As his political and entrepreneurial fortunes rose, Sutton remained attentive to the issue of abortion access for poor, mostly Black and Latina women in New York. In 1969, he supported picketing hospitals nationwide to demand that they abolish physicians’ therapeutic abortion committees. These groups of gatekeeping doctors decided when they could provide an abortion before Roe. As Sutton knew, getting these doctors to approve women’s requests often required preexisting relationships with a physician; multiple and costly visits (sometimes to a psychiatrist who could vouch for a woman’s pregnancy-related distress); and navigating bureaucracy. Altogether, these factors meant that Black and Puerto Rican women had less chance of accessing legal abortions at public hospitals than privileged women, who could pay for private and regular health care.

Interviewed by the New York Post about the protest, Sutton was undaunted by repeated failed efforts to change the abortion law. He insisted that “abortion should be had at will. It should only be a matter between a woman and her doctor. The state should not be a party to it”—a seeming departure from his “I am not for abortion” statement in the Amsterdam News four years prior.

By 1970, Sutton had helped to bring that vision one step closer to reality.
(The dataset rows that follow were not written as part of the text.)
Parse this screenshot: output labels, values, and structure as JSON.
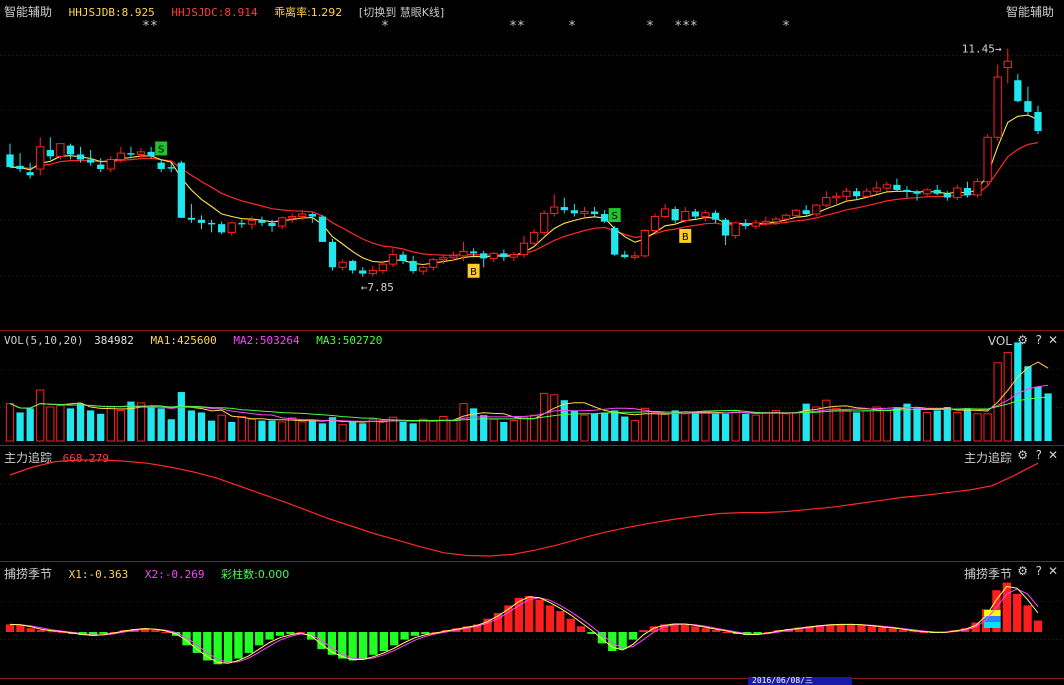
{
  "main": {
    "title": "智能辅助",
    "right_title": "智能辅助",
    "indicators": [
      {
        "label": "HHJSJDB:8.925",
        "color": "#ffd54a"
      },
      {
        "label": "HHJSJDC:8.914",
        "color": "#ff3b3b"
      },
      {
        "label": "乖离率:1.292",
        "color": "#ffd54a"
      },
      {
        "label": "[切换到 慧眼K线]",
        "color": "#c8c8c8"
      }
    ],
    "high_label": "11.45→",
    "low_label": "←7.85",
    "star_marks": [
      "**",
      "*",
      "**",
      "*",
      "*",
      "***",
      "*"
    ],
    "signal_letters": {
      "sell": "S",
      "buy": "B"
    }
  },
  "vol_pane": {
    "title": "VOL(5,10,20)",
    "value": "384982",
    "ma1": "MA1:425600",
    "ma2": "MA2:503264",
    "ma3": "MA3:502720",
    "right_title": "VOL",
    "colors": {
      "ma1": "#ffd54a",
      "ma2": "#ff44ff",
      "ma3": "#44ff44"
    }
  },
  "track_pane": {
    "title": "主力追踪",
    "value": "668.279",
    "right_title": "主力追踪"
  },
  "season_pane": {
    "title": "捕捞季节",
    "x1": "X1:-0.363",
    "x2": "X2:-0.269",
    "bars": "彩柱数:0.000",
    "right_title": "捕捞季节"
  },
  "controls": {
    "gear": "⚙",
    "help": "?",
    "close": "✕"
  },
  "axis_date": "2016/06/08/三",
  "colors": {
    "up": "#ff2020",
    "down": "#22e6ee",
    "ma_yellow": "#ffe44a",
    "ma_red": "#ff2828",
    "grid": "#5a0d0d",
    "bg": "#000000"
  },
  "chart_data": {
    "type": "candlestick",
    "price_range": [
      7.2,
      11.9
    ],
    "annotations": {
      "high": 11.45,
      "low": 7.85
    },
    "candles": [
      [
        9.78,
        9.95,
        9.58,
        9.58
      ],
      [
        9.6,
        9.8,
        9.5,
        9.55
      ],
      [
        9.5,
        9.65,
        9.4,
        9.45
      ],
      [
        9.55,
        10.05,
        9.45,
        9.9
      ],
      [
        9.85,
        10.05,
        9.7,
        9.75
      ],
      [
        9.75,
        9.95,
        9.7,
        9.95
      ],
      [
        9.92,
        9.95,
        9.7,
        9.78
      ],
      [
        9.78,
        9.9,
        9.65,
        9.7
      ],
      [
        9.7,
        9.85,
        9.6,
        9.65
      ],
      [
        9.62,
        9.72,
        9.5,
        9.55
      ],
      [
        9.55,
        9.75,
        9.5,
        9.7
      ],
      [
        9.7,
        9.9,
        9.65,
        9.8
      ],
      [
        9.8,
        9.9,
        9.72,
        9.78
      ],
      [
        9.78,
        9.88,
        9.7,
        9.82
      ],
      [
        9.82,
        9.9,
        9.72,
        9.75
      ],
      [
        9.65,
        9.7,
        9.5,
        9.55
      ],
      [
        9.58,
        9.65,
        9.5,
        9.56
      ],
      [
        9.65,
        9.68,
        8.78,
        8.78
      ],
      [
        8.78,
        9.0,
        8.7,
        8.75
      ],
      [
        8.75,
        8.82,
        8.6,
        8.7
      ],
      [
        8.7,
        8.75,
        8.55,
        8.68
      ],
      [
        8.68,
        8.72,
        8.52,
        8.55
      ],
      [
        8.55,
        8.72,
        8.5,
        8.7
      ],
      [
        8.7,
        8.75,
        8.62,
        8.68
      ],
      [
        8.68,
        8.8,
        8.6,
        8.74
      ],
      [
        8.74,
        8.8,
        8.65,
        8.7
      ],
      [
        8.7,
        8.75,
        8.56,
        8.65
      ],
      [
        8.65,
        8.8,
        8.6,
        8.78
      ],
      [
        8.78,
        8.85,
        8.7,
        8.8
      ],
      [
        8.8,
        8.9,
        8.74,
        8.84
      ],
      [
        8.84,
        8.86,
        8.7,
        8.8
      ],
      [
        8.8,
        8.82,
        8.4,
        8.4
      ],
      [
        8.4,
        8.45,
        7.95,
        8.0
      ],
      [
        8.0,
        8.12,
        7.95,
        8.08
      ],
      [
        8.1,
        8.12,
        7.9,
        7.95
      ],
      [
        7.95,
        8.0,
        7.85,
        7.9
      ],
      [
        7.9,
        8.02,
        7.85,
        7.95
      ],
      [
        7.95,
        8.1,
        7.9,
        8.05
      ],
      [
        8.05,
        8.3,
        8.0,
        8.2
      ],
      [
        8.2,
        8.25,
        8.05,
        8.1
      ],
      [
        8.1,
        8.18,
        7.9,
        7.94
      ],
      [
        7.94,
        8.02,
        7.88,
        8.0
      ],
      [
        8.0,
        8.15,
        7.95,
        8.12
      ],
      [
        8.12,
        8.2,
        8.05,
        8.15
      ],
      [
        8.15,
        8.25,
        8.1,
        8.18
      ],
      [
        8.18,
        8.4,
        8.1,
        8.25
      ],
      [
        8.25,
        8.3,
        8.15,
        8.22
      ],
      [
        8.22,
        8.26,
        8.0,
        8.14
      ],
      [
        8.14,
        8.24,
        8.08,
        8.22
      ],
      [
        8.22,
        8.28,
        8.1,
        8.16
      ],
      [
        8.16,
        8.24,
        8.1,
        8.2
      ],
      [
        8.2,
        8.5,
        8.15,
        8.38
      ],
      [
        8.38,
        8.6,
        8.35,
        8.55
      ],
      [
        8.55,
        8.9,
        8.5,
        8.85
      ],
      [
        8.85,
        9.15,
        8.8,
        8.95
      ],
      [
        8.95,
        9.1,
        8.85,
        8.9
      ],
      [
        8.9,
        9.0,
        8.8,
        8.85
      ],
      [
        8.85,
        8.95,
        8.78,
        8.88
      ],
      [
        8.88,
        8.95,
        8.8,
        8.84
      ],
      [
        8.84,
        8.9,
        8.7,
        8.72
      ],
      [
        8.62,
        8.65,
        8.18,
        8.2
      ],
      [
        8.2,
        8.26,
        8.14,
        8.16
      ],
      [
        8.16,
        8.25,
        8.12,
        8.18
      ],
      [
        8.18,
        8.6,
        8.15,
        8.58
      ],
      [
        8.58,
        8.85,
        8.55,
        8.8
      ],
      [
        8.8,
        9.0,
        8.78,
        8.92
      ],
      [
        8.92,
        8.96,
        8.7,
        8.74
      ],
      [
        8.74,
        8.95,
        8.7,
        8.88
      ],
      [
        8.88,
        8.92,
        8.76,
        8.8
      ],
      [
        8.8,
        8.9,
        8.72,
        8.86
      ],
      [
        8.86,
        8.9,
        8.7,
        8.75
      ],
      [
        8.75,
        8.78,
        8.35,
        8.5
      ],
      [
        8.5,
        8.72,
        8.45,
        8.7
      ],
      [
        8.7,
        8.76,
        8.6,
        8.65
      ],
      [
        8.65,
        8.75,
        8.6,
        8.7
      ],
      [
        8.7,
        8.8,
        8.65,
        8.72
      ],
      [
        8.72,
        8.8,
        8.66,
        8.76
      ],
      [
        8.76,
        8.85,
        8.7,
        8.82
      ],
      [
        8.82,
        8.92,
        8.78,
        8.9
      ],
      [
        8.9,
        8.98,
        8.8,
        8.84
      ],
      [
        8.84,
        9.0,
        8.8,
        8.98
      ],
      [
        8.98,
        9.2,
        8.95,
        9.1
      ],
      [
        9.1,
        9.18,
        9.0,
        9.12
      ],
      [
        9.12,
        9.25,
        9.05,
        9.2
      ],
      [
        9.2,
        9.25,
        9.08,
        9.12
      ],
      [
        9.12,
        9.25,
        9.1,
        9.2
      ],
      [
        9.2,
        9.35,
        9.15,
        9.25
      ],
      [
        9.25,
        9.35,
        9.2,
        9.3
      ],
      [
        9.3,
        9.4,
        9.2,
        9.22
      ],
      [
        9.22,
        9.28,
        9.1,
        9.2
      ],
      [
        9.2,
        9.22,
        9.05,
        9.16
      ],
      [
        9.16,
        9.25,
        9.1,
        9.22
      ],
      [
        9.22,
        9.3,
        9.14,
        9.16
      ],
      [
        9.16,
        9.2,
        9.05,
        9.1
      ],
      [
        9.1,
        9.3,
        9.06,
        9.25
      ],
      [
        9.25,
        9.35,
        9.1,
        9.14
      ],
      [
        9.14,
        9.4,
        9.1,
        9.35
      ],
      [
        9.35,
        10.1,
        9.3,
        10.05
      ],
      [
        10.05,
        11.2,
        10.0,
        11.0
      ],
      [
        11.15,
        11.45,
        10.9,
        11.25
      ],
      [
        10.95,
        11.05,
        10.6,
        10.62
      ],
      [
        10.62,
        10.85,
        10.4,
        10.45
      ],
      [
        10.45,
        10.55,
        10.1,
        10.15
      ]
    ],
    "vol_values": [
      0.55,
      0.42,
      0.48,
      0.75,
      0.5,
      0.52,
      0.48,
      0.55,
      0.45,
      0.4,
      0.5,
      0.45,
      0.58,
      0.56,
      0.5,
      0.48,
      0.32,
      0.72,
      0.45,
      0.42,
      0.3,
      0.38,
      0.28,
      0.36,
      0.32,
      0.3,
      0.3,
      0.28,
      0.34,
      0.28,
      0.3,
      0.26,
      0.35,
      0.24,
      0.28,
      0.26,
      0.32,
      0.3,
      0.35,
      0.28,
      0.26,
      0.32,
      0.3,
      0.36,
      0.3,
      0.55,
      0.48,
      0.38,
      0.32,
      0.28,
      0.3,
      0.35,
      0.38,
      0.7,
      0.68,
      0.6,
      0.45,
      0.38,
      0.4,
      0.42,
      0.45,
      0.36,
      0.3,
      0.48,
      0.42,
      0.4,
      0.45,
      0.4,
      0.42,
      0.44,
      0.4,
      0.4,
      0.45,
      0.4,
      0.38,
      0.42,
      0.45,
      0.4,
      0.42,
      0.55,
      0.5,
      0.6,
      0.48,
      0.45,
      0.42,
      0.44,
      0.5,
      0.45,
      0.5,
      0.55,
      0.48,
      0.42,
      0.45,
      0.5,
      0.42,
      0.48,
      0.4,
      0.4,
      1.15,
      1.3,
      1.45,
      1.1,
      0.8,
      0.7
    ],
    "vol_up": [
      true,
      false,
      false,
      true,
      true,
      true,
      false,
      false,
      false,
      false,
      true,
      true,
      false,
      true,
      false,
      false,
      false,
      false,
      false,
      false,
      false,
      true,
      false,
      true,
      true,
      false,
      false,
      true,
      true,
      true,
      false,
      false,
      false,
      true,
      false,
      false,
      true,
      true,
      true,
      false,
      false,
      true,
      true,
      true,
      true,
      true,
      false,
      false,
      true,
      false,
      true,
      true,
      true,
      true,
      true,
      false,
      false,
      true,
      false,
      false,
      false,
      false,
      true,
      true,
      true,
      true,
      false,
      true,
      false,
      true,
      false,
      false,
      true,
      false,
      true,
      true,
      true,
      true,
      true,
      false,
      true,
      true,
      true,
      true,
      false,
      true,
      true,
      true,
      false,
      false,
      false,
      true,
      false,
      false,
      true,
      false,
      true,
      true,
      true,
      true,
      false,
      false,
      false,
      false
    ],
    "track_values": [
      9.4,
      9.55,
      9.65,
      9.68,
      9.68,
      9.66,
      9.62,
      9.55,
      9.46,
      9.35,
      9.2,
      9.05,
      8.9,
      8.74,
      8.58,
      8.44,
      8.3,
      8.18,
      8.06,
      7.95,
      7.9,
      7.89,
      7.92,
      8.0,
      8.1,
      8.22,
      8.33,
      8.42,
      8.5,
      8.57,
      8.63,
      8.68,
      8.7,
      8.7,
      8.72,
      8.76,
      8.8,
      8.86,
      8.92,
      8.98,
      9.02,
      9.07,
      9.12,
      9.2,
      9.4,
      9.62
    ],
    "season_values": [
      0.2,
      0.18,
      0.1,
      0.05,
      0.02,
      0.0,
      -0.05,
      -0.08,
      -0.1,
      -0.05,
      0.0,
      0.05,
      0.08,
      0.1,
      0.05,
      0.0,
      -0.1,
      -0.35,
      -0.55,
      -0.75,
      -0.85,
      -0.8,
      -0.7,
      -0.55,
      -0.35,
      -0.2,
      -0.1,
      -0.05,
      0.0,
      -0.2,
      -0.45,
      -0.6,
      -0.7,
      -0.75,
      -0.7,
      -0.6,
      -0.5,
      -0.35,
      -0.2,
      -0.1,
      -0.05,
      0.0,
      0.05,
      0.1,
      0.15,
      0.2,
      0.35,
      0.5,
      0.7,
      0.9,
      0.95,
      0.85,
      0.7,
      0.55,
      0.35,
      0.15,
      -0.05,
      -0.3,
      -0.5,
      -0.45,
      -0.2,
      0.05,
      0.15,
      0.2,
      0.22,
      0.2,
      0.15,
      0.1,
      0.05,
      0.0,
      -0.05,
      -0.08,
      -0.05,
      0.0,
      0.05,
      0.08,
      0.12,
      0.15,
      0.18,
      0.2,
      0.2,
      0.2,
      0.18,
      0.15,
      0.12,
      0.1,
      0.05,
      0.02,
      0.0,
      -0.02,
      0.0,
      0.05,
      0.1,
      0.25,
      0.6,
      1.1,
      1.3,
      1.0,
      0.7,
      0.3
    ]
  }
}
After his legislative stint had ended, he still served on a public-health panel that held public meetings that became popularly known as “Sutton’s hearings.” At first, these hearings were markedly male-dominated. Then, in a 1969 panel, women activists crashed the meeting, literally adding their voices to the mix. They demanded a full repeal of the abortion ban, screamed “Free abortions!” and complained that the only woman among more than a dozen speakers was a nun.

For the protesters, incremental reform—like that initially proposed by Sutton—was not an option. Sutton and the other panelists heeded their requests to be heard: By yet another batch of hearings in March 1970, women had been added to the slate of speakers, testifying about the toll that unsafe abortion, unplanned pregnancy, and lack of contraceptive access did to their lives. Within months—and in a vote that had one New York state legislator crying in conflicted frustration and fear of what his family might think—the state assembly voted to allow abortions up to 24 weeks if performed by a doctor.

Sutton’s original 1966 legislation, while much less sweeping than the one New York ultimately passed, had eased open the door for reproductive rights reform. Four years later, abortion-rights activists were continuing down the path Percy Sutton had forged with a friend’s decades-old abortion story and one unsuccessful bill.